I have a tennis dataset which has player 1 and player 2, sometimes a player is player 1 and sometimes they are player 2. The dataset also shows whether the player won or lost. With p1_win and p2_win, if the player won they receive a 1 and if they lose they receive a 0.
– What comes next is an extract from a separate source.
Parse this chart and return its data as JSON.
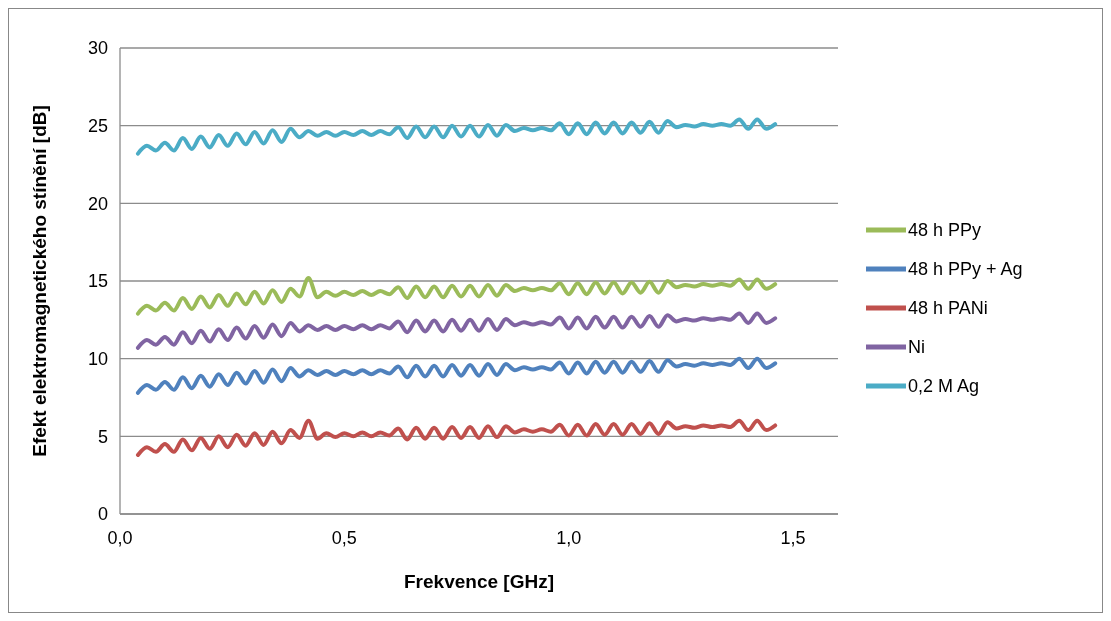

This is what I currently have
p1_name | p2_name | p1_win | p2_win |
---|---|---|---|
Nadal | Murray | 1 | 0 |
Murray | Nadal | 0 | 1 |
Murray | Nadal | 0 | 1 |
I would like to have a rolling count of how many games the player has won before the start of the match, like below
p1_name | p2_name | p1_win | p2_win | p1_totalwins | p2_totalwins |
---|---|---|---|---|---|
Nadal | Murray | 1 | 0 | 0 | 0 |
Murray | Nadal | 1 | 0 | 0 | 1 |
Murray | Nadal | 0 | 1 | 1 | 1 |
This is the current code I have:
df_list = []
for i in range(1, 3):
tmp = df[["match_id", f"p{i}_name", f"p{i}_win"]].copy()
tmp.columns = ["match_id", "player", "score"]
df_list.append(tmp)
df_long = pd.concat(df_list)
rolling_scores = df_long.sort_values("match_id").groupby("player")["score"].cumsum().cumcount().reset_index()
rolling_scores["score"] = rolling_scores.groupby("player")["score"].shift(1).values
for i in range(1, 3):
tmp = rolling_scores.copy()
tmp.columns = [f"p{i}_name", "match_id", f"p{i}_total_wins"]
df = df.merge(tmp, on=["match_id", f"p{i}_name"], how="left")
p1_win, p2_win columns are different across your two tables btw.
There are many ways to solve your problem. The simplest I could come up with that requires the fewest operations is shown below. This method requires maintaining external state outside of your dataframe.
external_state_dic = {}
def player_win_cumsum(row):
p1 = row["p1_name"]
p2 = row["p2_name"]
p1_wins = external_state_dic.get(p1, 0)
p2_wins = external_state_dic.get(p2, 0)
external_state_dic[p1] = p1_wins + row["p1_win"]
external_state_dic[p2] = p2_wins + row["p2_win"]
return p1_wins, p2_wins
df["p1_totalwins"], df["p2_totalwins"] = zip(*df.apply(player_win_cumsum, axis=1))